Ever since the first manufactured planes took flight, the aviation industry has always been at the heart of modern science and engineering. It is but natural that they are still using the latest technologies, data, and observations to improve the flying experience in today's modern age.
Today, from the moment you start thinking about booking a flight to the moment you or your goods step out of the flight, there are innumerable ways that data and machine learning continue to transform the entire aviation industry.
According to a report by Markets and Markets, the aviation analytics market is prepared to grow from USD 1.7 billion in 2020 to USD 3.0 billion by 2025. Let's take a deeper look at some areas in which data science and machine learning have brought a massive transformation.
Flight safety
From day one to even now, commercial flights have been under intense scrutiny for the safety and security of goods and passengers. Airlines have to ensure that their flights surpass all mandatory safety requirements while maintaining and improving the quality of their services, providing customers' comfort while keeping the flight's costs within tight budget constraints. And now, after the covid pandemic, ensuring sanitization standards and screening for potential disease-bearing travelers added another level of complication into the mix.

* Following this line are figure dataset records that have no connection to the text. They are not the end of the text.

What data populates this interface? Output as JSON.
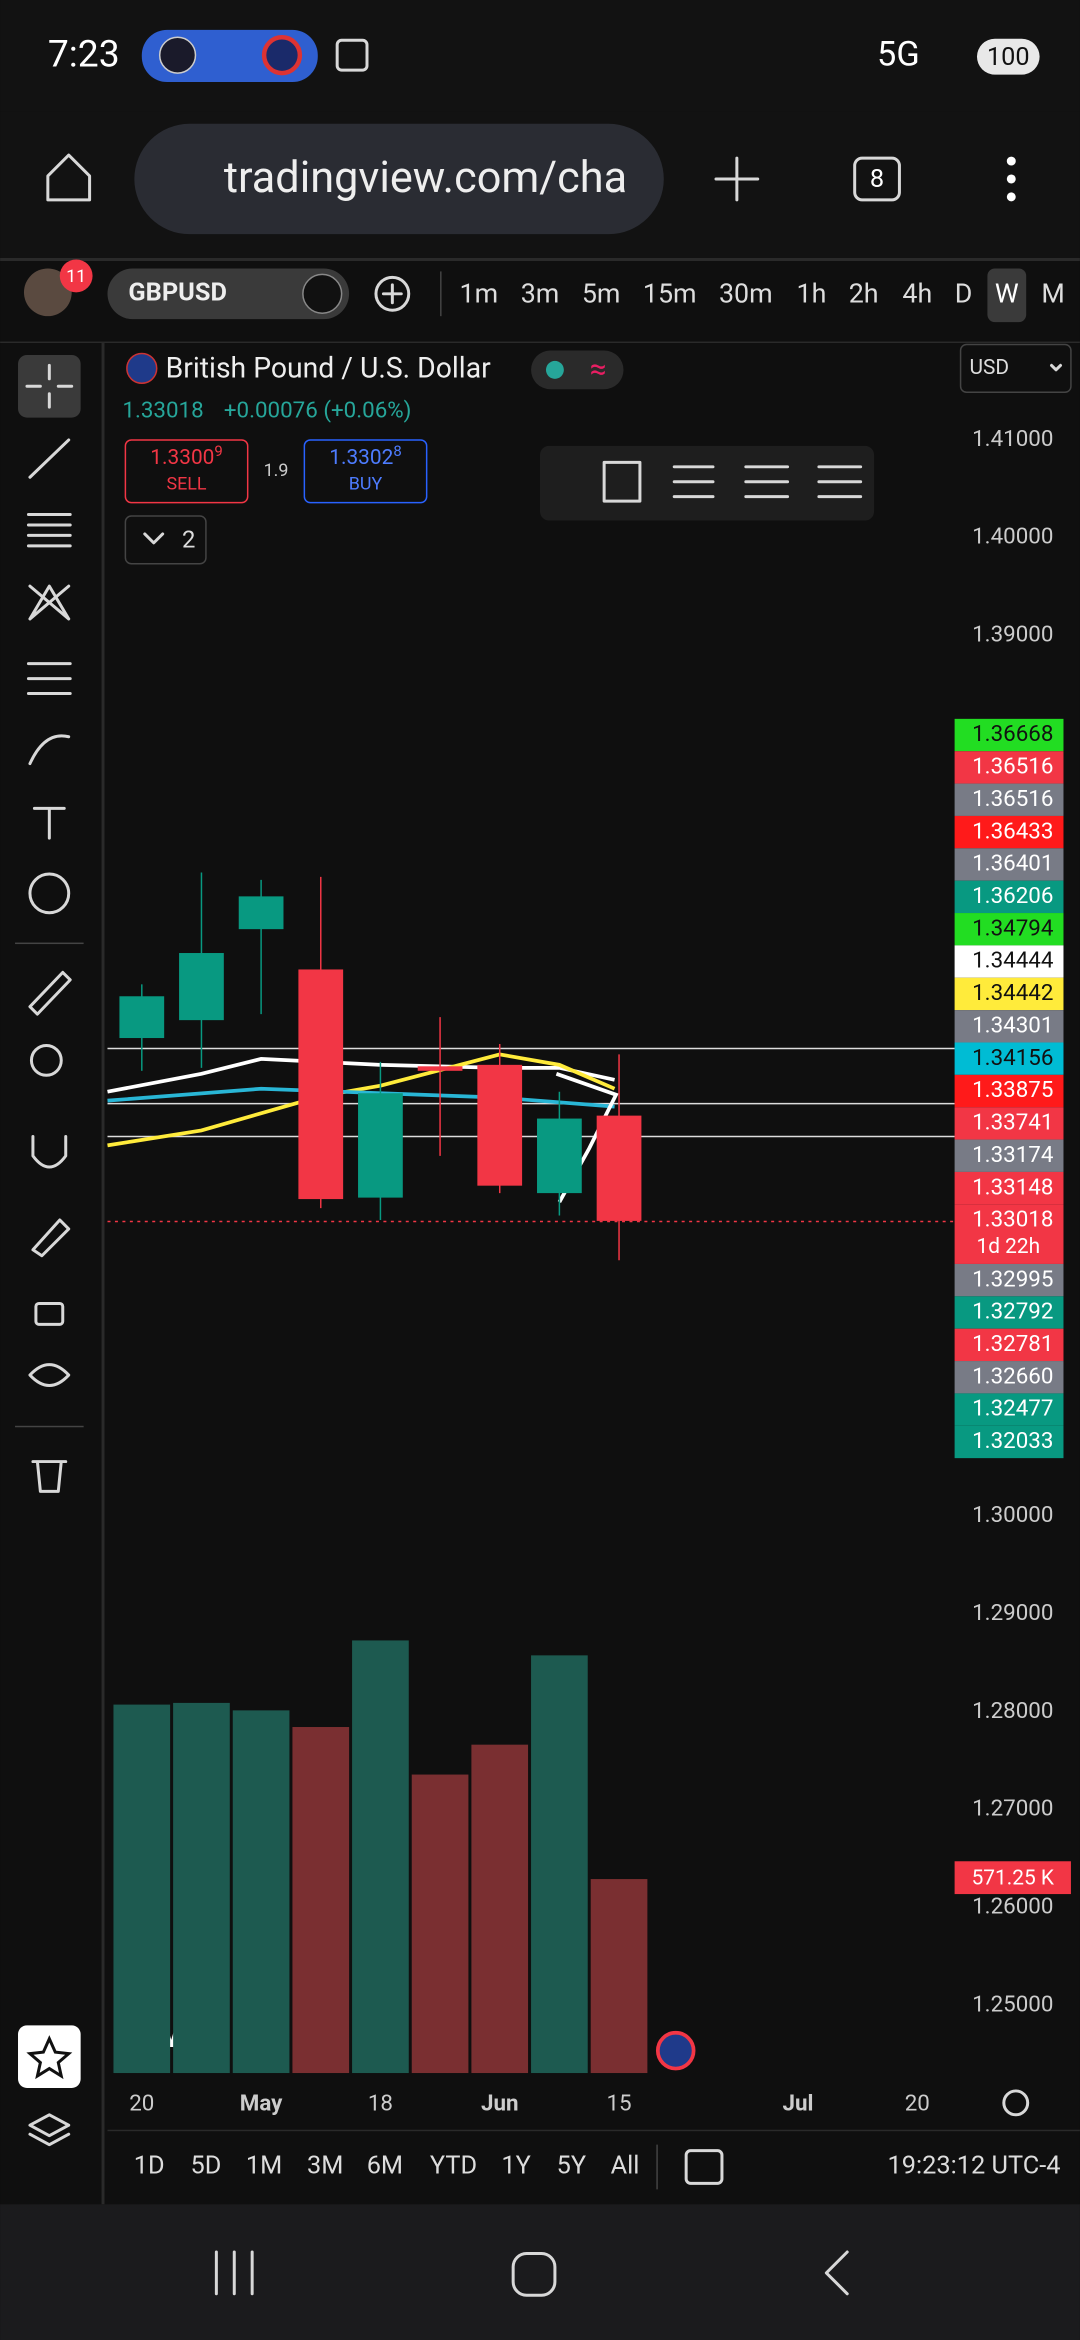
{
  "status": {
    "time": "7:23",
    "network": "5G",
    "battery": "100"
  },
  "browser": {
    "url": "tradingview.com/cha",
    "tabs": "8"
  },
  "toolbar": {
    "symbol": "GBPUSD",
    "badge": "11",
    "intervals": [
      "1m",
      "3m",
      "5m",
      "15m",
      "30m",
      "1h",
      "2h",
      "4h",
      "D",
      "W",
      "M"
    ],
    "active": "W"
  },
  "header": {
    "title": "British Pound / U.S. Dollar",
    "currency": "USD",
    "quote": "1.33018",
    "change": "+0.00076 (+0.06%)",
    "sell": {
      "main": "1.3300",
      "sup": "9",
      "label": "SELL"
    },
    "spread": "1.9",
    "buy": {
      "main": "1.3302",
      "sup": "8",
      "label": "BUY"
    },
    "collapsed": "2"
  },
  "chart": {
    "type": "candlestick",
    "open": [
      1.34887,
      1.3507,
      1.36,
      1.35588,
      1.33256,
      1.34598,
      1.34613,
      1.33302,
      1.34094
    ],
    "high": [
      1.35436,
      1.36579,
      1.36503,
      1.36534,
      1.34643,
      1.35101,
      1.34826,
      1.34338,
      1.3472
    ],
    "low": [
      1.34552,
      1.34582,
      1.35131,
      1.33149,
      1.33027,
      1.33683,
      1.33302,
      1.33073,
      1.32616
    ],
    "close": [
      1.35314,
      1.35756,
      1.36335,
      1.33241,
      1.34323,
      1.34552,
      1.33378,
      1.34064,
      1.33018
    ],
    "volume": [
      1085000,
      1090000,
      1068000,
      1019000,
      1274000,
      879000,
      967000,
      1230000,
      571250
    ],
    "volume_value_labels": [
      null,
      null,
      null,
      null,
      null,
      null,
      null,
      null,
      "571.25 K"
    ],
    "up_color": "#089981",
    "down_color": "#f23645",
    "volume_up_color": "#1d5a50",
    "volume_down_color": "#7a2f31",
    "ylim": [
      1.24232,
      1.41564
    ],
    "volume_lim": [
      0,
      1300000
    ],
    "yticks": [
      {
        "value": 1.41,
        "label": "1.41000"
      },
      {
        "value": 1.4,
        "label": "1.40000"
      },
      {
        "value": 1.39,
        "label": "1.39000"
      },
      {
        "value": 1.3,
        "label": "1.30000"
      },
      {
        "value": 1.29,
        "label": "1.29000"
      },
      {
        "value": 1.28,
        "label": "1.28000"
      },
      {
        "value": 1.27,
        "label": "1.27000"
      },
      {
        "value": 1.26,
        "label": "1.26000"
      },
      {
        "value": 1.25,
        "label": "1.25000"
      }
    ],
    "x_labels": [
      "20",
      "May",
      "18",
      "Jun",
      "15",
      "Jul",
      "20"
    ],
    "last_countdown": "1d 22h",
    "price_labels": [
      {
        "label": "1.36668",
        "bg": "#22dd22",
        "fg": "#111"
      },
      {
        "label": "1.36516",
        "bg": "#f23645",
        "fg": "#fff"
      },
      {
        "label": "1.36516",
        "bg": "#787b86",
        "fg": "#fff"
      },
      {
        "label": "1.36433",
        "bg": "#ff1a1a",
        "fg": "#fff"
      },
      {
        "label": "1.36401",
        "bg": "#787b86",
        "fg": "#fff"
      },
      {
        "label": "1.36206",
        "bg": "#089981",
        "fg": "#fff"
      },
      {
        "label": "1.34794",
        "bg": "#22dd22",
        "fg": "#111"
      },
      {
        "label": "1.34444",
        "bg": "#ffffff",
        "fg": "#111"
      },
      {
        "label": "1.34442",
        "bg": "#ffeb3b",
        "fg": "#111"
      },
      {
        "label": "1.34301",
        "bg": "#787b86",
        "fg": "#fff"
      },
      {
        "label": "1.34156",
        "bg": "#00bcd4",
        "fg": "#111"
      },
      {
        "label": "1.33875",
        "bg": "#ff1a1a",
        "fg": "#fff"
      },
      {
        "label": "1.33741",
        "bg": "#f23645",
        "fg": "#fff"
      },
      {
        "label": "1.33174",
        "bg": "#787b86",
        "fg": "#fff"
      },
      {
        "label": "1.33148",
        "bg": "#f23645",
        "fg": "#fff"
      },
      {
        "label": "1.33018",
        "bg": "#f23645",
        "fg": "#fff"
      },
      {
        "label": "1.32995",
        "bg": "#787b86",
        "fg": "#fff"
      },
      {
        "label": "1.32792",
        "bg": "#089981",
        "fg": "#fff"
      },
      {
        "label": "1.32781",
        "bg": "#f23645",
        "fg": "#fff"
      },
      {
        "label": "1.32660",
        "bg": "#787b86",
        "fg": "#fff"
      },
      {
        "label": "1.32477",
        "bg": "#089981",
        "fg": "#fff"
      },
      {
        "label": "1.32033",
        "bg": "#089981",
        "fg": "#fff"
      }
    ]
  },
  "footer": {
    "ranges": [
      "1D",
      "5D",
      "1M",
      "3M",
      "6M",
      "YTD",
      "1Y",
      "5Y",
      "All"
    ],
    "clock": "19:23:12 UTC-4"
  }
}
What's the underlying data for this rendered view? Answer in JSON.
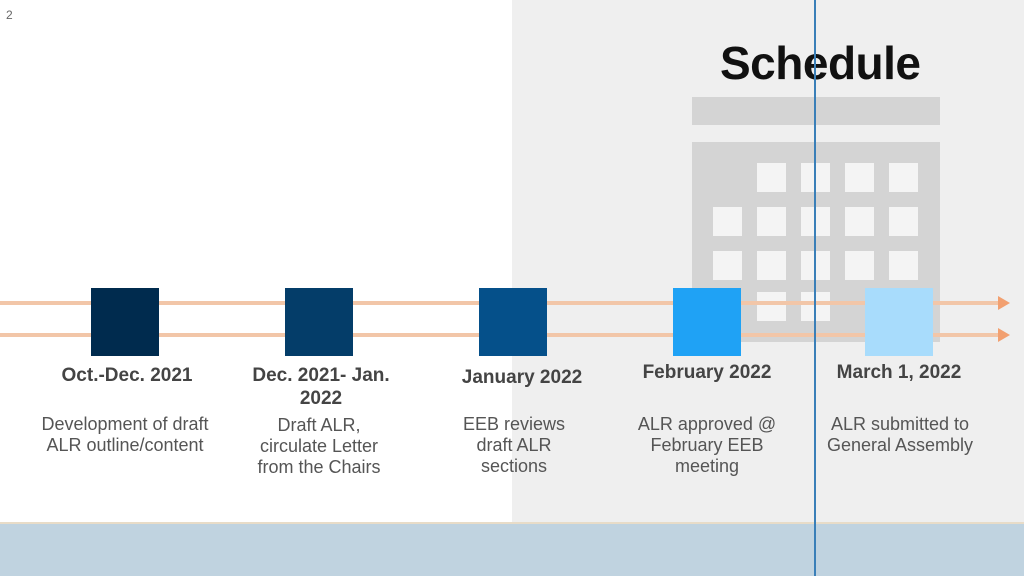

According to PwC, unplanned security maintenance causes up to 30% of total delay time in transportation, which predictive analytics can quickly reduce to a great extent. From manufacturing plants and assembly lines to airport review sites before and after each flight, technology developed with state of the art computer vision models also accurately measures the dimensions, weight, size, and count of the goods before optimizing the goods' location for safety at every touchpoint.
The ability to closely monitor passengers and goods transported without putting other humans at risk, identifying vulnerabilities, and even enabling safeguards against them has been possible only because of the advances in data science.
Revenue Management & Pricing Optimisation
Have you ever noticed the flight prices suddenly rise as the flight gets booked more and more? The factors behind this are not as simple as competing prices or risk, but incorporate an increase in operational workload, the cost of fuel increasing with the weight that a flight has to carry, etc.
Furthermore, airlines aren’t really selling seats from A to B anymore. They sell seat selection, extra leg room, pre-ordered meals on board, merchandise, extra bags on board, extra check-in bags, priority boarding etc. In fact, low-are airlines have mastered the ancillary product part. Wizz Air, a low-cost European airline, makes around 40% of its revenue from ancillary products alone.
Obviously, airlines have come far since the 70s when revenue management started to dominate the industry. Now, there’s even one-on-one pricing models being implemented. For example, what if John and Jane are both flying from Dublin to Madrid. The airline knows that John has never purchased a seat in the past, never buys anything on board, never checks a bag and literally only pays for the seat. Jane, on the other hand, always checks in an extra bag, purchases priority boarding, and pays extra to sit at the front by the aisle. Obviously, the airline makes more money from Jane than John. Therefore, the airline should be willing to offer Jane a ticket at a lower price than John.
Data science and predictive analytics using machine learning techniques, is taking pricing optimization to the next level. The technology used today was not even available 5 years ago, making this truly a revolutionising period where everything is new for most organisations.
Airlines today are on a strict budget. Modern revenue-management systems help airlines schedule airplanes on different routes, select passengers on connecting trips, and ensure that most planes depart at the max possible capacity while maintaining security standards and incorporating customer preferences.
These efficiencies generally flow through to passengers, who can then give less for each ticket and service. These systems try to integrate information from all kinds of data and models available such that suitable potential passengers get to pay the right price for a flight and that the airlines can also successfully sustain themselves.
Customer Experience
When a carrier is in the air, it is natural for both passengers and goods owners to get anxious about their flights and track them. These days, because of the transformation brought about by data and data science, it is common for customers to know their flight status and expected flight duration in real-time.
While commercial flights use the latest technological developments to make real-time information on cargo available, premium passenger airlines periodically make their current location and their speed, altitude, etc., available even during the flight. To improve the passengers' experience, several airlines have started using sentiment analysis techniques to provide amenities like customized in-flight meals, movies, and other media and entertainment tools during the in-flight journey using feedback analysis.
According to a recent Mckinsey report, systems that improved the targeting and timeliness of offers across specific customer segments increased booking conversion rates by up to one percentage point and reduced marketing costs by 5 to 10 percent.
Conclusion
Commercial and passenger flights across the globe have undergone a massive transformation in recent years because of the increasing importance given to data and its proper utilization. During the pandemic, the lack of passengers had brought down passenger airline usage to a minimum, and commercial freight flights were the lifeline for the aviation industry. However, according to McKinsey, the improvement in digital infrastructure brought about by data and its usage has much longer impacts. It will continue to help the industry for years to come.